Friday, May 11, 2012

Azure Service Bus Relay: Hybrid OnPrem/Cloud App

There is a lot of buzz around IT departments and development teams about Azure and "the cloud" regarding moving applications, services and data to Azure. If you are planning (or dreaming) about moving to Azure, the nice thing is that you don't have to go all-or-nothing, and if you do, you can migrate to the cloud one application at a time. Having some apps/data in the cloud and some on-premise is usually referred to as "Cloud Hybrid".

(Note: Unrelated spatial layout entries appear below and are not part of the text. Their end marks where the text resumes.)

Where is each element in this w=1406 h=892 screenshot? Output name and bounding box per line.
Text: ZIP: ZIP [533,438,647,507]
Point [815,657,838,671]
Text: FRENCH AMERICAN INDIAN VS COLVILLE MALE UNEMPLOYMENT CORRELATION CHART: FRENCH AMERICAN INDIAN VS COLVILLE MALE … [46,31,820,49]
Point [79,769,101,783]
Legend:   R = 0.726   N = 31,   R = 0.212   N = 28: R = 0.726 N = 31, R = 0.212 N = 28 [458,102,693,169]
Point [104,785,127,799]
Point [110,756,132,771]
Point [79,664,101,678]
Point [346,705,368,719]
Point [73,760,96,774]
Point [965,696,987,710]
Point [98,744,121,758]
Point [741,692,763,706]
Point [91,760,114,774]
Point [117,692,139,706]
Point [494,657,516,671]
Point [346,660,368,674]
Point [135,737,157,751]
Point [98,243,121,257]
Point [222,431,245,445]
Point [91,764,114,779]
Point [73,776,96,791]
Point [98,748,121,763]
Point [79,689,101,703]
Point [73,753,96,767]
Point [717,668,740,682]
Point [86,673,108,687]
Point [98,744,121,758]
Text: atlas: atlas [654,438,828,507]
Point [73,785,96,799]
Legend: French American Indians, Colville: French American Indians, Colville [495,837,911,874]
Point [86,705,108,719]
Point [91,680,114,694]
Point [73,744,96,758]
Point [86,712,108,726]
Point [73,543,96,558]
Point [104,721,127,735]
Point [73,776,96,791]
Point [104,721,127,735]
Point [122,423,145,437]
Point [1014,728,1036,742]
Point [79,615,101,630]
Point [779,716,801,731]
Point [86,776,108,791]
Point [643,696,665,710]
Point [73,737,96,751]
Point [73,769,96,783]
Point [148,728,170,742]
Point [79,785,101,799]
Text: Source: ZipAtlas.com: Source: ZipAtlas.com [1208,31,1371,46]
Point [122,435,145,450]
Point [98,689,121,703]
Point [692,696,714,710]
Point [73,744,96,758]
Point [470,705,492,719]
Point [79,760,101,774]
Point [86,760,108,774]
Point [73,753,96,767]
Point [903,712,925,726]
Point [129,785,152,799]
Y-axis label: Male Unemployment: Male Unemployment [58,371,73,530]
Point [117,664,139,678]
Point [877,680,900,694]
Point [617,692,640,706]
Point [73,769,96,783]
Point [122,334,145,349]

One of the easiest ways to achieve this is to host applications in Azure that can consume the WCF services you already know and love that live within your corporate network. This is made possible by Service Bus relay and the netTcpRelayBinding. And by the way, this does not require any custom firewall rules or any other changes to your network infrastructure, which makes it extremely clean and completely configuration-driven. Here are the steps:

 1. If you don't already have one, create a namespace in Azure Management Portal.  Goto Service Bus and click the {}New button on the top left:

Figure 1


2. Make note of the default namespace credentials (Default Issuer and Default Key) from the namespace properties, found by selecting your namespace and clicking the "View" button on the bottom-right in the properties pane:

Figure 2

3. In both your client (application in Azure) and service (internal corporate network), ensure you have all the Windows Azure Service Bus references and config values properly set.  The easiest way to do this is via NuGet.  Right-click, references, search for "WindowsAzure.ServiceBus".  Add this package to your internal WCF project and your client (Web/service) project.

Figure 3


4. Expose your internal service by adding an endpoint using the netTcpRelayBinding protocol, as well as the new behavior setting to specify your authentication issuer and secret.  The <servicename> can be anything, just make sure the setting matches on your client and service.  See Figure 4 below

Figure 4
<system.serviceModel>   
   <services>        
      <endpoint contract="MyCo.Services.IOrderService"                 
           binding="netTcpRelayBinding"                 
           address="sb://<namespace>.servicebus.windows.net/<servicename>"
           behaviorConfiguration="sbTokenProvider"/>   
   </services>  


   <behaviors>     
      <endpointBehaviors>         
         <behavior name="sbTokenProvider">            
            <transportClientEndpointBehavior> 
               <tokenProvider>                    
                  <sharedSecret issuerName="owner" issuerSecret="**key**" />  
               </tokenProvider>            
            </transportClientEndpointBehavior>         
         </behavior>      
      </endpointBehaviors>   
   </behaviors>
</system.serviceModel>

5. Configure your client - the Web app or service in Azure, by adding the following:

Figure 5
<system.serviceModel>   
   <client>      
     <endpoint name="orderservice"                 
                contract="MyServiceProxy.IOrderService"                 
                binding="netTcpRelayBinding"                 
                address="sb://<namespace>.servicebus.windows.net/<servicename>"                  behaviorConfiguration="sbTokenProvider"/>   
  </client>   

   <behaviors>     
      <endpointBehaviors>         
         <behavior name="sbTokenProvider">            
            <transportClientEndpointBehavior> 
               <tokenProvider>                    
                  <sharedSecret issuerName="owner" issuerSecret="**key**" /> 
               </tokenProvider>            
            </transportClientEndpointBehavior>         
         </behavior>      
      </endpointBehaviors>   
   </behaviors>
</system.serviceModel>

It's really as simple as that.  You now have an internal service listening on an Azure Service Bus endpoint, secured by server-generated tokens.  Once you deploy your app to Azure, you've just created your first hybrid cloud application!